Monday, May 30, 2011

Tom Eblen: Military sacrifice not all on the battlefield

Tom Eblen: Military sacrifice not all on the battlefield

War has become too easy, Neill said. Powerful economic interests encourage military adventurism, and an all-volunteer military distances most affluent Americans from the tragic consequences.

The men and women we honor on Memorial Day weekend are not all lost on the battlefield.

Veterans who survive combat too often have been denied care for their damaged bodies and minds. In every war, including the American Revolution, caring for wounded veterans has been a cost this nation's leaders have been reluctant to pay.

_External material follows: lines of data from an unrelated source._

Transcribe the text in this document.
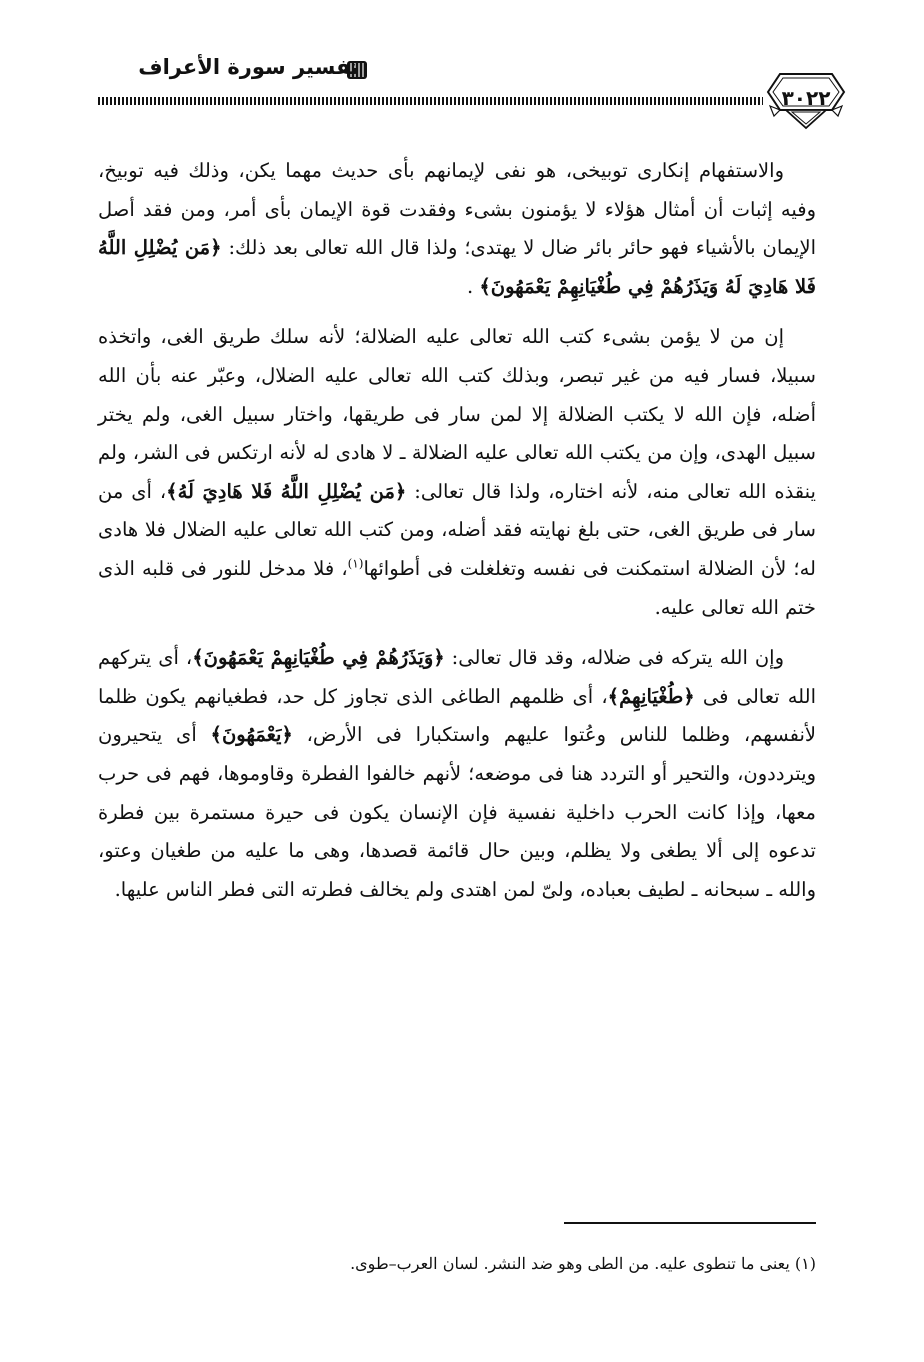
تفسير سورة الأعراف
٣٠٢٢

والاستفهام إنكارى توبيخى، هو نفى لإيمانهم بأى حديث مهما يكن، وذلك فيه توبيخ، وفيه إثبات أن أمثال هؤلاء لا يؤمنون بشىء وفقدت قوة الإيمان بأى أمر، ومن فقد أصل الإيمان بالأشياء فهو حائر بائر ضال لا يهتدى؛ ولذا قال الله تعالى بعد ذلك: ﴿مَن يُضْلِلِ اللَّهُ فَلا هَادِيَ لَهُ وَيَذَرُهُمْ فِي طُغْيَانِهِمْ يَعْمَهُونَ﴾ .

إن من لا يؤمن بشىء كتب الله تعالى عليه الضلالة؛ لأنه سلك طريق الغى، واتخذه سبيلا، فسار فيه من غير تبصر، وبذلك كتب الله تعالى عليه الضلال، وعبّر عنه بأن الله أضله، فإن الله لا يكتب الضلالة إلا لمن سار فى طريقها، واختار سبيل الغى، ولم يختر سبيل الهدى، وإن من يكتب الله تعالى عليه الضلالة ـ لا هادى له لأنه ارتكس فى الشر، ولم ينقذه الله تعالى منه، لأنه اختاره، ولذا قال تعالى: ﴿مَن يُضْلِلِ اللَّهُ فَلا هَادِيَ لَهُ﴾، أى من سار فى طريق الغى، حتى بلغ نهايته فقد أضله، ومن كتب الله تعالى عليه الضلال فلا هادى له؛ لأن الضلالة استمكنت فى نفسه وتغلغلت فى أطوائها$^{(١)}$، فلا مدخل للنور فى قلبه الذى ختم الله تعالى عليه.

وإن الله يتركه فى ضلاله، وقد قال تعالى: ﴿وَيَذَرُهُمْ فِي طُغْيَانِهِمْ يَعْمَهُونَ﴾، أى يتركهم الله تعالى فى ﴿طُغْيَانِهِمْ﴾، أى ظلمهم الطاغى الذى تجاوز كل حد، فطغيانهم يكون ظلما لأنفسهم، وظلما للناس وعُتوا عليهم واستكبارا فى الأرض، ﴿يَعْمَهُونَ﴾ أى يتحيرون ويترددون، والتحير أو التردد هنا فى موضعه؛ لأنهم خالفوا الفطرة وقاوموها، فهم فى حرب معها، وإذا كانت الحرب داخلية نفسية فإن الإنسان يكون فى حيرة مستمرة بين فطرة تدعوه إلى ألا يطغى ولا يظلم، وبين حال قائمة قصدها، وهى ما عليه من طغيان وعتو، والله ـ سبحانه ـ لطيف بعباده، ولىّ لمن اهتدى ولم يخالف فطرته التى فطر الناس عليها.

(١) يعنى ما تنطوى عليه. من الطى وهو ضد النشر. لسان العرب–طوى.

That is the story told in a new book by Lexington authors Robert J. Topmiller and T. Kerby Neill, Binding Their Wounds, America's Assault on Its Veterans (Paradigm Publishers, $22.95).

But friends think this was a book too painful for Topmiller to finish. In August 2008, he left home with the manuscript, checked into a motel and killed himself. Neill asked Topmiller's widow and publisher for permission to finish the book.


After telling Topmiller's compelling story, this well-written book chronicles the history of broken promises to and mistreatment of America's veterans. In every war, veterans have had to lobby, protest and even fight to get promised compensation and care from politicians who wanted to save money or "move on." Minority and female veterans fared even worse than white men.

The book explores the government's attempts to deny care to veterans exposed to radiation, Agent Orange and other chemical hazards. And it details how the Bush administration was unprepared to care for so many injured soldiers in the early years of the wars in Afghanistan and Iraq.